The crisis has exposed how other plants in Japan and elsewhere could be vulnerable and shows the global dilemma of where and how to build nuclear power stations.
“It is inevitable that confidence in nuclear power declines,” said Tsutomu Toichi of the Institute of Energy Economics of Japan.
“Japan’s nuclear renaissance, as a best-option scenario, in terms of economy, environment and energy, has deadlocked, due to the Fukushima accident,” said Yu Shibutani, director of Energy Geopolitics Ltd of Japan.
The views of people living in the vicinity of nuclear plants must be weighed, said Hideyuki Ban of the Citizens’ Nuclear Information Center in Tokyo.
The International Atomic Energy Agency, in a draft of new safety standards last year, recommended nuclear power plants be located more than 10km from the sea or ocean shoreline, or more than 1km from a lake or fjord shoreline; or at an elevation of more than 50m from the mean water level.

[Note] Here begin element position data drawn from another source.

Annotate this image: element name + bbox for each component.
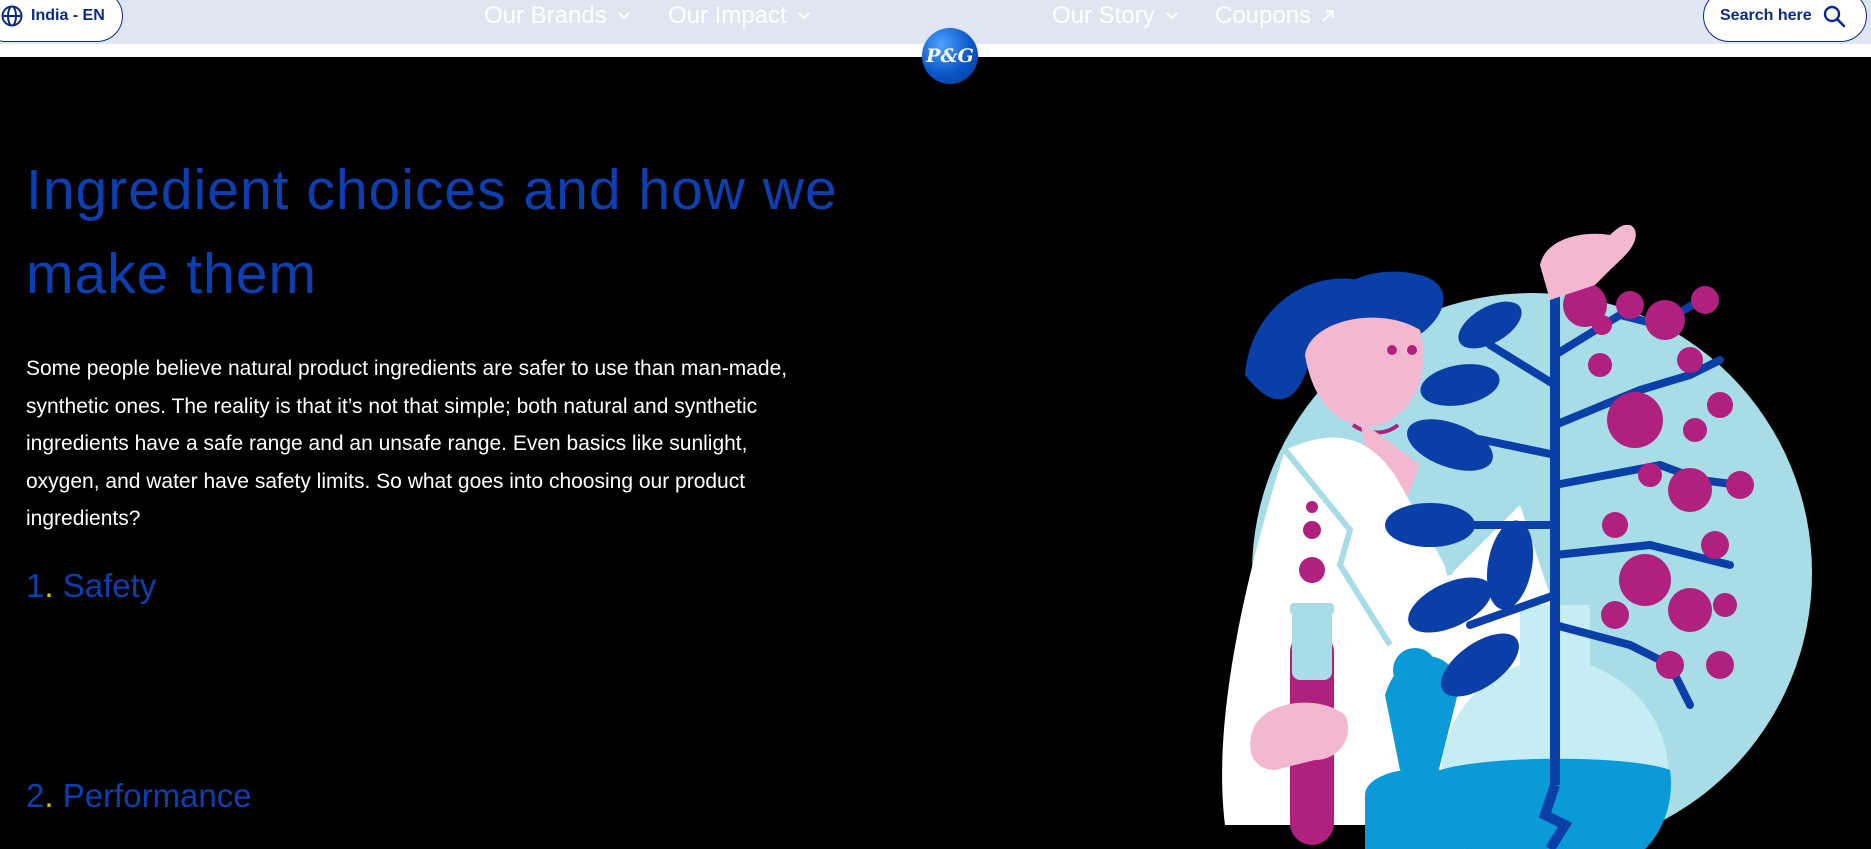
pg-logo[interactable]: P&G: [922, 28, 978, 84]
nav-our-story[interactable]: Our Story: [1052, 2, 1179, 30]
search-label: Search here: [1720, 7, 1812, 24]
nav-coupons[interactable]: Coupons: [1215, 2, 1335, 30]
section-number: 1: [26, 567, 45, 604]
nav-coupons-label: Coupons: [1215, 2, 1312, 29]
chevron-down-icon: [618, 12, 630, 20]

Japan’s 54 nuclear plants are along its coast. Last week’s tsunami struck the 40-year-old Fukushima complex, wiping out diesel generators that had been providing power to pumps trying to cool the reactor core, worsening the disaster.
“The cost of building and operating a nuclear power plant may increase significantly, but nuclear power is not expected to disappear from the energy basket,” said Ravi Krishnaswamy of Frost & Sullivan’s regional energy and power systems practice.
“The disaster will most likely shift the focus to other base-load technologies like hydro and clean coal. More specifically, development of clean coal technologies like carbon capture and sequestration and IGCC will get a boost,” he said in a report.
Players in the nuclear sector such as General Electric Co, which made the reactors at Fukushima, as well as Hitachi and Doosan were also leading suppliers of these alternate energy technologies, he said.
Japan last year set a 2030 goal of achieving 20 percent of energy output from renewable sources, 10 percent each from coal and liquefied natural gas and less than 10 percent from oil, with nuclear making up the rest as way to cut globe-warming carbon emissions.
Fossil fuels are almost all imported, costing Japan about 3 percent of annual GDP.
Renewables, including hydropower, make up about 10 percent now and that share is expected to rise, fed by government subsidies.
However, even to replace the 9,100 megawatt (MW) from the Fukushima Dai-ichi plant and its nearby sister complex, Fukushima Dai-ni, which has also been shut down, would need major investment and cover large areas in land-scarce Japan.
A government estimate has shown, for example, solar panels spread across the same acreage as the city of Tokyo, would generate enough power to replace the two Fukushima plants, even factoring in the far lower energy efficiency of solar energy.
“The nuclear policy should be replaced by alternatives such as wind power and solar power, which can be established swiftly and accelerated,” said Tetsunari Iida, executive director of the Institute for Sustainable Energy Policies.
However, solar and wind expansion will be limited because neither can provide baseload, or on-demand, power and need to be balanced by coal, oil or gas-fired power stations.
Japan is not expected to abandon nuclear power, but reining in its growth could boost pressure to cut a spike in carbon emissions.
The government wants to boost nuclear capacity by about 9,000MW in the next decade to meet a pledge to cut greenhouse gas emissions by 25 percent from 1990 levels by 2020.
A greater switch into gas and coal-fired generation will make that hard to meet and drive greater purchases of UN carbon offsets.
“The area of the nation is small, so the ability to collect alternative energy is small, so they really have to look at nuclear,” said Stephen Lincoln, who teaches nuclear chemistry at the University of Adelaide.